Now is the time for institutional investors to jump into the cleantech arena, according to WEF. Solar and wind have already reached grid parity without subsidies in about 30 countries, and about two-thirds of the world will see grid parity for wind and solar in the next few years.
“No longer classified as frontier technology, renewable energy has gotten much closer to utility-like infrastructure investments -- and indeed outpaced fossil-fuel energy investment globally in 2015,” WEF states.
The white paper notes that green bonds have proliferated and offer an opportunity to smaller investors that do not have the ability to jump into direct asset finance. For those with more appetite for risk but which don't have dedicated deal teams, “infrastructure private equity funds offer diversified exposure to renewable infrastructure assets.”

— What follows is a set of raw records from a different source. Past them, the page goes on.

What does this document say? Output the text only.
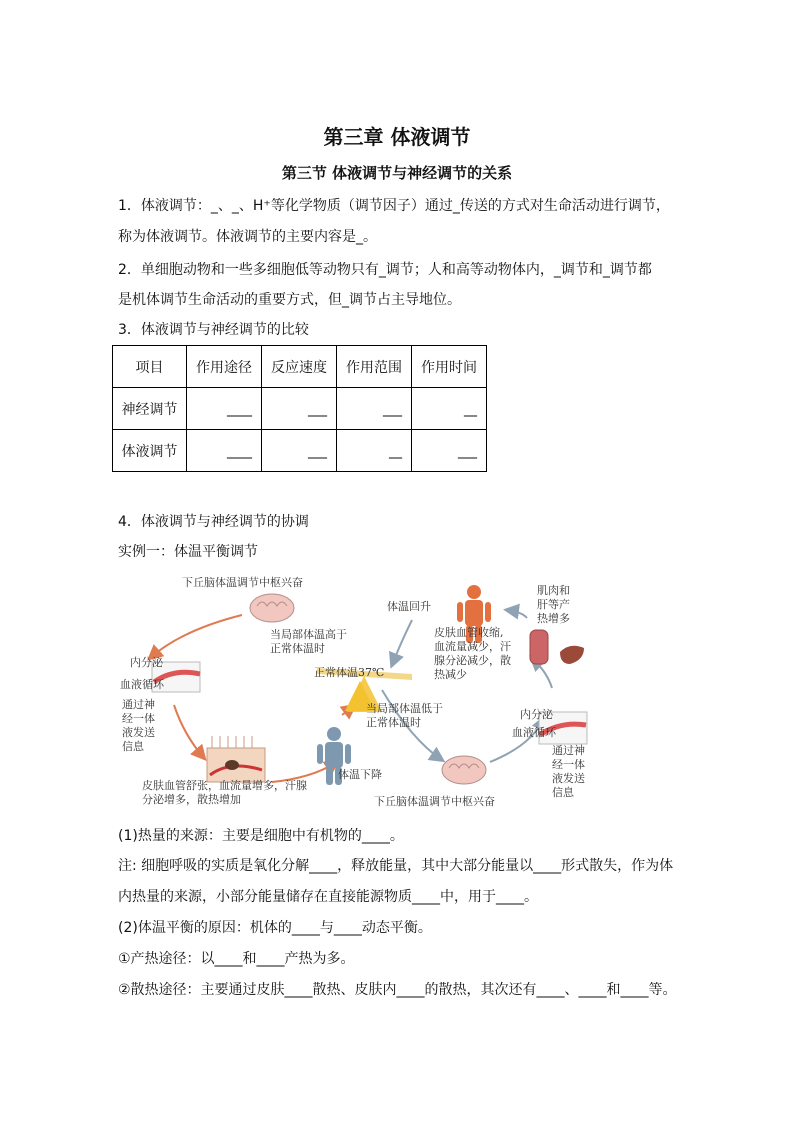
第三章 体液调节
第三节 体液调节与神经调节的关系
1．体液调节：_、_、H⁺等化学物质（调节因子）通过_传送的方式对生命活动进行调节，
称为体液调节。体液调节的主要内容是_。
2．单细胞动物和一些多细胞低等动物只有_调节；人和高等动物体内，_调节和_调节都
是机体调节生命活动的重要方式，但_调节占主导地位。
3．体液调节与神经调节的比较
项目	作用途径	反应速度	作用范围	作用时间
神经调节	____	___	___	__
体液调节	____	___	__	___
4．体液调节与神经调节的协调
实例一：体温平衡调节
下丘脑体温调节中枢兴奋
当局部体温高于
正常体温时
内分泌
血液循环
通过神
经一体
液发送
信息
正常体温37℃
当局部体温低于
正常体温时
体温下降
体温回升
皮肤血管舒张，血流量增多，汗腺
分泌增多，散热增加
皮肤血管收缩,
血流量减少，汗
腺分泌减少，散
热减少
肌肉和
肝等产
热增多
内分泌
血液循环
通过神
经一体
液发送
信息
下丘脑体温调节中枢兴奋
(1)热量的来源：主要是细胞中有机物的____。
注: 细胞呼吸的实质是氧化分解____，释放能量，其中大部分能量以____形式散失，作为体
内热量的来源，小部分能量储存在直接能源物质____中，用于____。
(2)体温平衡的原因：机体的____与____动态平衡。
①产热途径：以____和____产热为多。
②散热途径：主要通过皮肤____散热、皮肤内____的散热，其次还有____、____和____等。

WEF acknowledges that there are many risks associated with investing in renewable energy assets, from project siting and design to political and regulatory risks. Overall, however, it is a lack of information and a lack of internal renewables deal teams that have led to under-investment by institutional investors.
The issues of information and standardization are finally being tackled. WEF points to IRENA’s solar energy standardization effort launched in June and also aggregations such as UNDP’s climate aggregation platform.
The relative youth of the sector means that some of the issues around standardization and handling larger pools of information will mature in the coming years. But one of the largest challenges, regulation, will be harder to overcome as it varies greatly across the globe.
WEF acknowledges the scale of the regulatory challenge, but also points to one solution that could proliferate under the Paris Agreement: carbon pricing.
“While there is no easy solution to the regulatory challenge,” the report concludes, “the establishment of a widespread market for carbon would be a large step to coordinate efforts and provide investors with a globally accepted price for the output of their projects.”
Even without a rapid expansion of carbon markets, the increased focus on bringing institutional and philanthropic dollars into cleantech investment has the potential to start bearing fruit in the new year.